The debate over law schools dates back to the Kim Young-sam administration in 1995.
The proposal to adopt a law school system was suggested by the globalization campaign but it was withdrawn due to strong opposition from Korea’s legal community. Since then it has been dogged by controversy.
The proposal has been promoted vigorously by the current administration as a fundamental plank of its platform for reform of the legal system, but it has been held up in the National Assembly for more than one-and-a-half years.
In 2005, when the proposal was first submitted, it was expected that law schools would open their doors for the first time in 2008.
However, we now have to wonder if it will be feasible for them to open by 2009, despite more than 40 universities spending a collective 200 billion won ($215 million) to introduce a law school system.
Now that the Roh administration has emphatically entered its lame duck stage there have been strong doubts over whether the Blue House’s proposal will be accepted by the Assembly.
Some say the proposal has too many problems and they have discussed new alternatives.
The proposal is now close to being endorsed by the Assembly, as a law school system has become inevitable due to the free trade agreement between the United States and Korea. But the problems within the proposal, exposed during months of controversy, have to be revisited.
The fundamental question is whether the law school system outlined in the current proposal is suitable for our legal process and if it can address the many problems that bedevil our legal education.
It is particularly questionable whether those who are responsible for legal education or those engaged in the legal community can agree with this system. Other systems aside from the American law school system are being discussed, but the core of the issue is what we can learn from the American law school system.
We should not introduce a system that is only superficially similar to the American law school setup. Our new system must address the deeper issues in our legal education and make it possible for law professionals to deal with the opening of the law market.
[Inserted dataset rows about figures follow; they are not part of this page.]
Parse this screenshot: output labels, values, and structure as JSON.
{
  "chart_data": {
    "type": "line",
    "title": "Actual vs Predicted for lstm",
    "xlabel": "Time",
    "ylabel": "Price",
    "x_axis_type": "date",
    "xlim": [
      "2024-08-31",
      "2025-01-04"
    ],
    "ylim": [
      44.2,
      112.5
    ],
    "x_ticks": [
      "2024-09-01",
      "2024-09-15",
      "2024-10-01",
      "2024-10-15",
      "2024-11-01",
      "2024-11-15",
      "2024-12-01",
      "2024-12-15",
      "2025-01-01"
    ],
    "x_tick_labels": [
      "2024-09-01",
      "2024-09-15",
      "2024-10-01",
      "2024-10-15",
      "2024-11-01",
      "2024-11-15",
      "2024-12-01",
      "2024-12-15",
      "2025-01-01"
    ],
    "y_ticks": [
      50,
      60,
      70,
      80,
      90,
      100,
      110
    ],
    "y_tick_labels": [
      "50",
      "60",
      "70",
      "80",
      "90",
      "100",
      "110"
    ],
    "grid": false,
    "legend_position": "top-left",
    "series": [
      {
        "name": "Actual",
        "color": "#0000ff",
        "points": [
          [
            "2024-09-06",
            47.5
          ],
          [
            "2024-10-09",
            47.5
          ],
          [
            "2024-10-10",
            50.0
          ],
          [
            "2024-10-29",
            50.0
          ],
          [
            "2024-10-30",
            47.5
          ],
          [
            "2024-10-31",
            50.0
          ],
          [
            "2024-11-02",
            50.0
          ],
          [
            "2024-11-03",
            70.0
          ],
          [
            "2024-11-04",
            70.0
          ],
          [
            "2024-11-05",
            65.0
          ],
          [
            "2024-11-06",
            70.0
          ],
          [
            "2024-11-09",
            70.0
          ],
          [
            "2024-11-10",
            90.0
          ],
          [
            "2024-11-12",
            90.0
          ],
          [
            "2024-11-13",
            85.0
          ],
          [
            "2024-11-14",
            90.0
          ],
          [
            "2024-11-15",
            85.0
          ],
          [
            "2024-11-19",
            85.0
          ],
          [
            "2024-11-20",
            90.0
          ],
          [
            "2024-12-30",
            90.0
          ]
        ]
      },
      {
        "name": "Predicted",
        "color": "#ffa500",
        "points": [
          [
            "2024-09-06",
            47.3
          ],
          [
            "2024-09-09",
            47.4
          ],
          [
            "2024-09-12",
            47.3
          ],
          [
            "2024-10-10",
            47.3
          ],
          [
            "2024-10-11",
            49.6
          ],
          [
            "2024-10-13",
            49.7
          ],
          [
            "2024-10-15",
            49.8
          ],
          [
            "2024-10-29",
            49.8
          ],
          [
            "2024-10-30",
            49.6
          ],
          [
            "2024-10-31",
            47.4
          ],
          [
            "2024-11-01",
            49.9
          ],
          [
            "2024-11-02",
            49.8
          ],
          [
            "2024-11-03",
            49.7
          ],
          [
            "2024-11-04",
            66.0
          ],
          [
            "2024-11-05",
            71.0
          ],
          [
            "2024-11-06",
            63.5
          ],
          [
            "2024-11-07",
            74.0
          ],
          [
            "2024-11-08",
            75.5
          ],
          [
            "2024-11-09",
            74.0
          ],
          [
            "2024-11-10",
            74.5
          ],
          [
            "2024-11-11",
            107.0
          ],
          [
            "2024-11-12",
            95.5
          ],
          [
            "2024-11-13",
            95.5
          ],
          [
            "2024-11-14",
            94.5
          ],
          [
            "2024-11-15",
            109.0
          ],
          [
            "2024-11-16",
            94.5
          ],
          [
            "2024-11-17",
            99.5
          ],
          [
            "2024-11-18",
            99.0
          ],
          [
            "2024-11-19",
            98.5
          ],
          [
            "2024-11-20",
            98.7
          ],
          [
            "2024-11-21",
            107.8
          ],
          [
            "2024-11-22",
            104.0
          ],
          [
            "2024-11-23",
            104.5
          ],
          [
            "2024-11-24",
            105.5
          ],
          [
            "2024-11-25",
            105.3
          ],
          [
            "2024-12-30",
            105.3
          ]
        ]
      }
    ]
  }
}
In other words, the bar examinations that ensured only a limited number of students could become lawyers should be transformed into a qualification test that can guarantee we have enough attorneys. But the current proposal does not ensure such a transformation and that is the heart of the issue.
It is also the argument advanced by the deans of private universities who began a hunger strike last week.
Also the legislature has not had a good discussion on the issue. The proposal was sent to the National Assembly in October 2005 after many controversies regarding its final draft.
But the legislative review of the proposal has been delayed so far because of other political issues. While the proposal was being delayed, many doubted it would ever pass through the Assembly. Nonetheless, many universities have competed for the right to have a law school, as if their victory or defeat would determine their survival. Many want a school as a way to transform their future prospects. Despite this quagmire, the opposition Grand National Party has never published a stand on this issue, which invokes many doubts.
If the proposal fails to get passed during this Assembly session, which finishes today, the law school proposal will again be lost, causing consternation among many people.
Citizens should no longer be held responsible for the adoption and implementation of the policy.
Now that the issues and controversies involved with the proposal have become apparent, the National Assembly must reach a rapid conclusion, whatever that may be.

*The writer is a law professor at Sungkyunkwan University.